Brandon Butler | March 18, 2016
And what it means for the cloud market

Amazon just got dumped by DropBox.

At first it seemed the relationship would last forever. A rapidly growing cloud storage startup relies on Amazon Web Services’ cloud for most of its infrastructure needs, allowing Dropbox’s engineers to focus on its product and not investing in costly infrastructure to run it.

But DropBox has decided it would rather be single. The company announced in a blog post this week that it would build up its own infrastructure stack and move mostly off of AWS.

Could this be a sign that as companies grow their cloud that it could be more efficient to build their own cloud? If so, what is that cut-off point where its more efficient to not use the public cloud?

There were two factors that made Akhil Gupta, vice president of Infrastructure for Dropbox, realize that the company should get out of the cloud. The first is size and growth. Dropbox has 500 million users and is storing 500 petabytes of data. “The scale that we’re operating on is one that very few other companies will get to,” Gupta says.

Secondly, Gupta wanted to have end-to-end control of the infrastructure so that he could control the performance, reliability and overall user experience. “By optimizing the stack and customizing the infrastructure to our use case, we were able to provide a key differentiator in the market and a key value to our users,” Gupta says.
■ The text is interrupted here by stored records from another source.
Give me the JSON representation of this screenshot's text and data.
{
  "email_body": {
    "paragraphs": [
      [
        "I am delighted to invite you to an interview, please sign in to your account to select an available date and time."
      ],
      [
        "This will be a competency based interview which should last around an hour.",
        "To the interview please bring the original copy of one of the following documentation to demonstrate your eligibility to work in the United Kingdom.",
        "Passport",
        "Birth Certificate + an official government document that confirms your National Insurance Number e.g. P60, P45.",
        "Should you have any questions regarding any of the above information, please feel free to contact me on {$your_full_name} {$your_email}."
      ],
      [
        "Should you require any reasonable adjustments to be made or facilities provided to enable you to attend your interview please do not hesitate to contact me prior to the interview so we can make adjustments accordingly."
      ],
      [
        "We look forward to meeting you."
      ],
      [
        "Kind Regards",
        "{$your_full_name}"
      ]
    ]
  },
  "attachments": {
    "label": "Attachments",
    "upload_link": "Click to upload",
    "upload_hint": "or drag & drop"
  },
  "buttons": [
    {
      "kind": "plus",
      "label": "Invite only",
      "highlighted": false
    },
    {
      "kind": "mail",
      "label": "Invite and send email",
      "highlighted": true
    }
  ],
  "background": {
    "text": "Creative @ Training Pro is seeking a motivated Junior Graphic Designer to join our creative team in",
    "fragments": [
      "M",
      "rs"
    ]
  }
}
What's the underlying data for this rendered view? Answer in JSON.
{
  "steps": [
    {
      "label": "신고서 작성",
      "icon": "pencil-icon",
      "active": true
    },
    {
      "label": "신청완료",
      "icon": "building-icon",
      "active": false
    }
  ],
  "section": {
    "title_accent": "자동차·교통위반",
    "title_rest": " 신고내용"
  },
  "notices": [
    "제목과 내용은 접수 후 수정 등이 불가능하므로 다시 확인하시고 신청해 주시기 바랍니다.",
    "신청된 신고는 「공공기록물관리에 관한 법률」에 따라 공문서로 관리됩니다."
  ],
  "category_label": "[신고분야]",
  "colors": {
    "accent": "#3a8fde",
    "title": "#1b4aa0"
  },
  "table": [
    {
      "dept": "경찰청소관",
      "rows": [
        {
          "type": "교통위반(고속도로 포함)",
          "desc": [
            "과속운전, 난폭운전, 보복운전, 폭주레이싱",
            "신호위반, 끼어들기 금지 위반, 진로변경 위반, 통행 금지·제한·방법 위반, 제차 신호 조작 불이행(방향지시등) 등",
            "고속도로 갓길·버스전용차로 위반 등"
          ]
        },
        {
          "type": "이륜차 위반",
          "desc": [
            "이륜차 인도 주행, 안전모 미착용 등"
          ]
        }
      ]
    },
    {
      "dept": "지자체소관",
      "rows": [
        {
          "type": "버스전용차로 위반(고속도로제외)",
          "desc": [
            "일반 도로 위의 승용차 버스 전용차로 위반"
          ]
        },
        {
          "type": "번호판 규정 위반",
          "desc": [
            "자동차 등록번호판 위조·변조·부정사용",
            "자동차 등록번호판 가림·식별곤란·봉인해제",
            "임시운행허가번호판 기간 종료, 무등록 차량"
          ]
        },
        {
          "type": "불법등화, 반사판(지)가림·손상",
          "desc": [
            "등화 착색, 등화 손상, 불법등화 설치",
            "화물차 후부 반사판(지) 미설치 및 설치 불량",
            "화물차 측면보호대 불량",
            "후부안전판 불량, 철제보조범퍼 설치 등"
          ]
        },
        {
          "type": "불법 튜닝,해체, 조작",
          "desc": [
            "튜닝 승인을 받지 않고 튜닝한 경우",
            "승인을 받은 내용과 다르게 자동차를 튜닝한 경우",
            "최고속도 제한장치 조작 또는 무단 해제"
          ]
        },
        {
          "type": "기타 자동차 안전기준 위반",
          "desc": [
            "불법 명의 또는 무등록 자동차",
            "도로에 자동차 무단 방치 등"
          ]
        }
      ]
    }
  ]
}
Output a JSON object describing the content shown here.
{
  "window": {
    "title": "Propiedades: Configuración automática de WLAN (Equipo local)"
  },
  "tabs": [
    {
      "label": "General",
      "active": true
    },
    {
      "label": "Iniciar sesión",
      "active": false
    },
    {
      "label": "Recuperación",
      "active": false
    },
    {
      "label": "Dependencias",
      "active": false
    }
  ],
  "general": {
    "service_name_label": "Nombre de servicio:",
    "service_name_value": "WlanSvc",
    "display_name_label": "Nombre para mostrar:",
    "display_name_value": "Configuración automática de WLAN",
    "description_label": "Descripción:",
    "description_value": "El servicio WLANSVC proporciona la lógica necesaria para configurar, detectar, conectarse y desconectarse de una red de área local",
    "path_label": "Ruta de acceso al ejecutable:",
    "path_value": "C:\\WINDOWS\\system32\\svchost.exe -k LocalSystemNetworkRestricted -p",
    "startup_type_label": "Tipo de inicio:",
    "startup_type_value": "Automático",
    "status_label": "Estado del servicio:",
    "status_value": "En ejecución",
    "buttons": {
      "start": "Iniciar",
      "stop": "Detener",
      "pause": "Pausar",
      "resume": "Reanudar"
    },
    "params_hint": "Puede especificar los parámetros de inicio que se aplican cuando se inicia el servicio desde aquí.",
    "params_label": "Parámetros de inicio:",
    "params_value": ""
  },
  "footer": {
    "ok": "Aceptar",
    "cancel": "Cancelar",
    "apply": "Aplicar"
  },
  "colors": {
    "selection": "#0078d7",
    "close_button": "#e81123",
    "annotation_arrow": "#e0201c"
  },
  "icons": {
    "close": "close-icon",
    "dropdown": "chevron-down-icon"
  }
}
Not every company has the scale Dropbox operates at. And most companies would not see a huge benefit from customizing infrastructure to tailor it to their specific needs, Gupta says. Dropbox’s journey took two and a half years and required investments in personnel to figure out how infrastructure should be customized and other workers to manage their data centers.

“Customization is a lot of work upfront,” Gupta said. The return on investment is over a long period of time, so you need to have the scale to invest in the teams and develop relationships with vendors. Public clouds, Gupta admits, are very good at offering infrastructure services that are good enough for many workloads. Dropbox will still be using AWS for some services, but its main storage platform will be run internally.

Forrester Research Vice President Richard Fichera says unfortunately there is no simple rule for when it is more efficient to run something in your own data center compared to using the public cloud. But generally the cloud is a very efficient place to run most workloads. “Unless you’re in the upper few percentiles of size, it probably doesn’t make sense,” Fichera says of going-it-alone. Even if you do have the scale that would make economic sense to run it in-house, there are other advantages that the cloud brings. Cloud vendors provide you storage as a service – there is no infrastructure hardware to manage.